Choquet-Based Fuzzy Rough Sets
Adnan Theerens, Oliver Urs Lenz, Chris Cornelis
TL;DR
Choquet-based fuzzy rough sets (CFRS) extend OWAFRS by employing the Choquet integral with monotone measures to compute lower and upper approximations, enabling non-additive and non-symmetric aggregation that improves robustness to outliers. The framework preserves essential properties like monotonicity and duality, while enabling integration with outlier detection through measures such as fuzzy removal and WOWA-based aggregations. Vague quantification links CFRS to linguistic quantifiers, providing intuitive interpretations of the approximations, and the method is demonstrated in classification tasks with experiments on 18 UCI datasets showing improved performance over OWAFRS baselines. Overall, CFRS offers a flexible, robust approach to fuzzy rough-set-based learning with practical utility for outlier-prone data scenarios.
Abstract
Fuzzy rough set theory can be used as a tool for dealing with inconsistent data when there is a gradual notion of indiscernibility between objects. It does this by providing lower and upper approximations of concepts. In classical fuzzy rough sets, the lower and upper approximations are determined using the minimum and maximum operators, respectively. This is undesirable for machine learning applications, since it makes these approximations sensitive to outlying samples. To mitigate this problem, ordered weighted average (OWA) based fuzzy rough sets were introduced.
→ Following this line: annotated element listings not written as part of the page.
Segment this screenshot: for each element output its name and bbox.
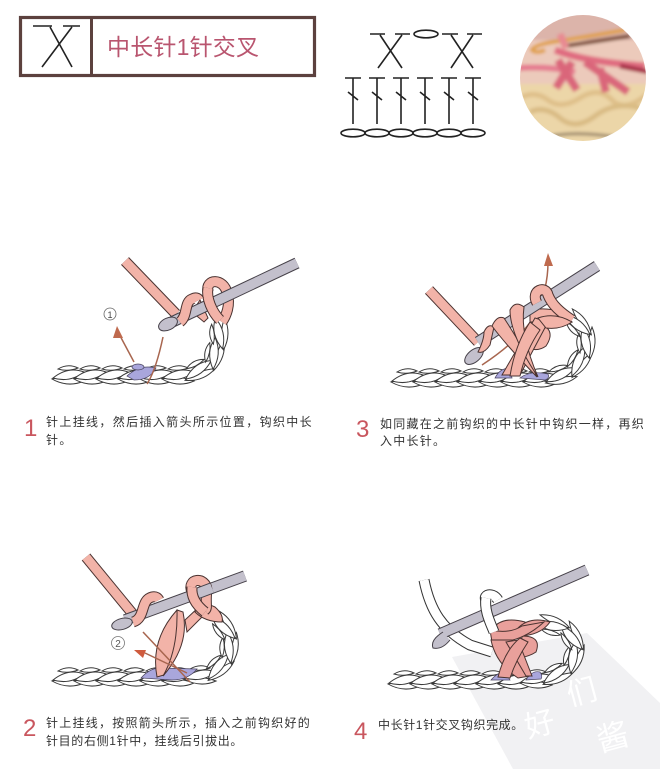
stitch chart — [341, 30, 485, 137]
step 4 diagram — [388, 570, 588, 689]
marker 1: 1 — [107, 310, 113, 320]
insertion point — [141, 668, 197, 680]
step 1 text: 1 — [24, 415, 37, 442]
title frame — [20, 17, 314, 76]
step 3 text — [356, 416, 645, 448]
arrow — [482, 253, 553, 365]
chain — [388, 612, 588, 689]
hook — [125, 576, 245, 620]
watermark band: 酱 — [592, 716, 633, 759]
step 2 diagram — [52, 557, 245, 686]
crossing strands — [492, 317, 537, 377]
step 1 diagram — [52, 261, 297, 385]
step 2 text: 针目的右侧1针中，挂线后引拔出。 — [46, 733, 243, 748]
arrows — [134, 632, 190, 682]
loop back — [208, 282, 228, 322]
step 3 text: 如同藏在之前钩织的中长针中钩织一样，再织 — [380, 416, 645, 431]
step 1 text — [24, 414, 313, 447]
marker 2: 2 — [115, 639, 121, 650]
step 3 text: 入中长针。 — [380, 433, 446, 448]
yarn — [429, 290, 478, 342]
watermark band: 好 — [521, 705, 559, 745]
white loop front — [486, 598, 494, 632]
step 4 text: 4 — [354, 718, 367, 745]
step 3 text: 3 — [356, 416, 369, 443]
marker 2 — [112, 636, 124, 650]
photo: crochet sample — [520, 15, 646, 141]
step 2 text — [23, 715, 311, 748]
hook — [440, 570, 587, 634]
step 4 text — [354, 717, 524, 745]
step 1 text: 针。 — [46, 432, 73, 447]
insertion points — [495, 368, 512, 378]
hook — [172, 263, 297, 322]
step 3 diagram — [391, 253, 597, 388]
step 4 text: 中长针1针交叉钩织完成。 — [378, 717, 524, 732]
marker 1 — [104, 308, 116, 320]
lobes — [195, 604, 222, 622]
chain — [52, 318, 229, 385]
yarn — [86, 557, 132, 613]
chain — [52, 610, 241, 686]
step 1 text: 针上挂线，然后插入箭头所示位置，钩织中长 — [46, 414, 313, 429]
hook — [478, 266, 597, 342]
watermark band: 们 — [563, 673, 601, 713]
step 2 text: 针上挂线，按照箭头所示，插入之前钩织好的 — [46, 715, 311, 730]
icon: crossed half double crochet symbol — [33, 26, 80, 67]
insertion point — [127, 367, 156, 380]
title: 中长针1针交叉 — [107, 34, 259, 60]
stitch cluster — [490, 620, 550, 678]
insertion point — [491, 672, 510, 680]
white yarn — [424, 580, 492, 652]
arrow — [113, 326, 163, 384]
chain — [391, 307, 595, 388]
white loop back — [485, 595, 498, 604]
strands — [156, 610, 179, 677]
back lobes — [530, 309, 572, 322]
wrap on hook — [133, 597, 159, 622]
step 2 text: 2 — [23, 715, 36, 742]
loops on hook — [535, 290, 572, 320]
watermark band — [452, 633, 660, 769]
yarn — [125, 261, 176, 314]
loop front — [208, 288, 220, 320]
In this paper, we show how the OWA-based approach can be interpreted intuitively in terms of vague quantification, and then generalize it to Choquet-based fuzzy rough sets (CFRS). This generalization maintains desirable theoretical properties, such as duality and monotonicity. Furthermore, it provides more flexibility for machine learning applications. In particular, we show that it enables the seamless integration of outlier detection algorithms, to enhance the robustness of machine learning algorithms based on fuzzy rough sets.